3. Request restrictions on certain uses and disclosures. You have the right to ask for restrictions on how your health information is used or to whom your information is disclosed, even if the restriction affects your treatment or our payment or health care operation activities. Or, you may want to limit the health information provided to family or friends involved in your care or payment of medical bills. You may also want to limit the health information provided to authorities involved with disaster relief efforts. However, we are not required to agree in all circumstances to your requested restriction.
4. As applicable, receive confidential communication of health information. You have the right to ask that we communicate your health information in ways to preserve confidentiality. For example, you may wish to receive information about your health status through a letter sent to a private address. We must accommodate reasonable requests.
5. Receive an accounting of disclosures of your health information. In some limited instances — not including disclosures made to you, or for purposes of treatment, payment, health care operations, national security, law enforcement/corrections, and certain health oversight activities, you have the right to ask for a list of the disclosures of your health information we have made during the previous six years (but not including dates before April 14, 2003). This list must include the date of each disclosure, who received the disclosed health information, a brief description of the information disclosed, and why the disclosure was made. We may charge you for the list if you request such list more than once per year.

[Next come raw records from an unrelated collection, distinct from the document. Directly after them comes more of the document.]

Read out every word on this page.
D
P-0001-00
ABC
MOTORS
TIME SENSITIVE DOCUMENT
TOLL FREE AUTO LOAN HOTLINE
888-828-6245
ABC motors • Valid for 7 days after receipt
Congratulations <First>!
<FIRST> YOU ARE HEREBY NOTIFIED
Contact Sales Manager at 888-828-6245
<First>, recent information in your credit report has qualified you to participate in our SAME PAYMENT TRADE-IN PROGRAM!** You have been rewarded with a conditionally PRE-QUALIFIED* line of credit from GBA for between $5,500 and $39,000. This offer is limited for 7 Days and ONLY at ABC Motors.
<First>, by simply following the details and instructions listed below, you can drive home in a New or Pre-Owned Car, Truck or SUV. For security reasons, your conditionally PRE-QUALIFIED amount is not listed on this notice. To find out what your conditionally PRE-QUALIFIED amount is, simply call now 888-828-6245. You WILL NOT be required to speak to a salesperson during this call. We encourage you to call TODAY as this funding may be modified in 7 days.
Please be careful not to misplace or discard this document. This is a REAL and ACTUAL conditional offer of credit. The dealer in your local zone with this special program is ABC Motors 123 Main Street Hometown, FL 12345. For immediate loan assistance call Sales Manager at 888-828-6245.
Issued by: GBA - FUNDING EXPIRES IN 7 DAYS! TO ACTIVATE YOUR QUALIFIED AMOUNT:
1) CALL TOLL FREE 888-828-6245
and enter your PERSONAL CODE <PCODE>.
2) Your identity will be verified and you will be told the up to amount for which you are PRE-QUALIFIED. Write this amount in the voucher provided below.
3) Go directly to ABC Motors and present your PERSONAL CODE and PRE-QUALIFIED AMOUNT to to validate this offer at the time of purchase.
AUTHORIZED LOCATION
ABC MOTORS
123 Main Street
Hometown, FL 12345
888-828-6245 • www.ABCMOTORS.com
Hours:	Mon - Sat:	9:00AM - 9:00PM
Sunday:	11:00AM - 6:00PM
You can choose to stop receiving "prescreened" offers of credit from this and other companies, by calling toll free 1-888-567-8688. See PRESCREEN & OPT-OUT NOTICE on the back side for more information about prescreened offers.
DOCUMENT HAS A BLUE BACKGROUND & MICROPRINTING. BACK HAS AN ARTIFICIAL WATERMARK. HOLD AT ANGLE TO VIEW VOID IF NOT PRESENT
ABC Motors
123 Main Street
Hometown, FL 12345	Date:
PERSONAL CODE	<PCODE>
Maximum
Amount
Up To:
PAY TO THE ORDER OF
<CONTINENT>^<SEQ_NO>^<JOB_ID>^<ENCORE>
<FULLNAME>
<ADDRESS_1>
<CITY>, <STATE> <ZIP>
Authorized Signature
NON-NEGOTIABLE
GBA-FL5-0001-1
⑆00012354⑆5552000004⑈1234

6. Complain. If you believe your privacy rights have been violated, you may file a complaint with this agency and with the federal Department of Health and Human Services (HHS). We will not retaliate against you for filing a complaint. To file a complaint with either entity, please contact the agency's Privacy Officer who will provide you with the necessary assistance and paperwork. Or contact HHS directly at their Voice Hotline: (800) 368-1019.
For all questions about our privacy policies and requests for authorization or complaint procedures, please contact the agency's Privacy Officer at the nearest office location.